Ein anderes Material wächst ihr fast ins Atelier: Riesiger Knöterich breitet sich dschungelartig vor ihrer Tür aus. Im Winter erntet sie ihn und lässt die schlanken langen Röhren zu bizarren Stängelfeldern wachsen. Angeregt wurde sie durch die Schilfgürtel, die sie an der Havel in Brandenburg, wo sie aufwuchs, immer wieder faszinierten. Mit ihren „Stängelfeldern“ möchte sie auch einen Raum im Kunstwerk füllen, in dem sie ab 27. Mai ausstellt.
Derzeit ist eine ihrer Arbeiten in der Galerie „M“ zu sehen, in der Schau von Neumitgliedern des Brandenburgischen Verbandes Bildender Künstler. Die 38-jährige Gestalterin ist dem Berufsverband beigetreten, um sich nicht zu isolieren. Denn die Zeit, in der sie mitten im Potsdamer Kunstbetrieb tätig war, ist vorbei. Bis vergangenen Sommer unterrichtete sie noch als Dozentin an der Universität Potsdam Kunst im Lehramt. „Wir haben wie wild um den Erhalt gekämpft. Jetzt wird es eine neue Professur geben, aber nur für das Grundschullehramt: 12 Lehrveranstaltungen im ganzen Studium. Das ist gar nichts. Die ganze Praxis wurde eingestampft.“ Sie hätte weiterhin an der Uni bleiben können, fand es aber zu deprimierend, auf einem sterbenden Ast zu sitzen. Nun arbeitet sie in Berlin und übernimmt an einer Jugendkunstschule die Leitung.

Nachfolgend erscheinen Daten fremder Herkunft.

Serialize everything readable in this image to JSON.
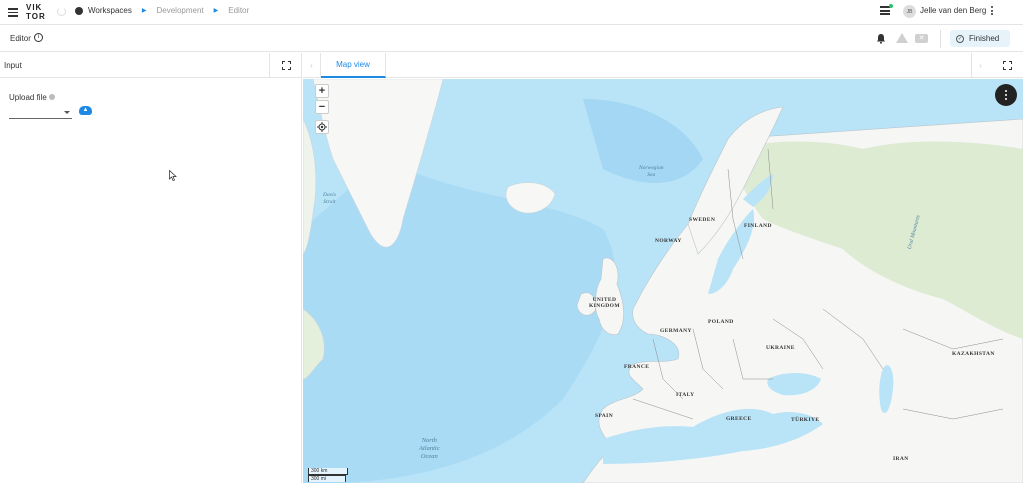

Claudia Güttner, die selbst auf Kunstlehramt in Potsdam studiert hatte, belegte auch das Fach „Arbeitslehre“ und lernte mit Maschinen umzugehen. Sie war fasziniert, wie man mit einem Schweißgerät durch einen winzigen Punkt größte Stabilität in der Verbindung von Metallteilen erzeugt. „Ganz viel habe ich mir selbst beigebracht“, sagt sie. So greift sie auch problemlos zur Kettensäge, um massige Körper in wunderbare Schwingung zu versetzen. „Das hört sich brutal an, nimmt mir aber die Schwere der Arbeit ab.“
Nachdem die schlanke Frau mit den zupackenden Händen drei Jahre in Bernau als Lehrerin gearbeitet hatte, holte man sie als künstlerische Lehrkraft nach Potsdam zurück, wohlwissend um ihre Kreativität, die sie immer wieder in Ausstellungen demonstrierte. Nach einer großen Personalausstellung 2006 in der Kunsthalle Brennabor in Brandenburg, die ein riesiger Kraftakt war, dachte sie: Jetzt ist erst einmal genug mit Kunst. Jetzt ist Zeit für ein Kind. Und so trat vor drei Jahren Joah in ihr Leben, der während des Gesprächs in der Atelierbaracke immer mal wieder nach seiner Mama ruft. Stolz zeigt er ihr seine lange „Wünschelrute“, mit der er munter durch „Claudias Hexenküche“ stromert.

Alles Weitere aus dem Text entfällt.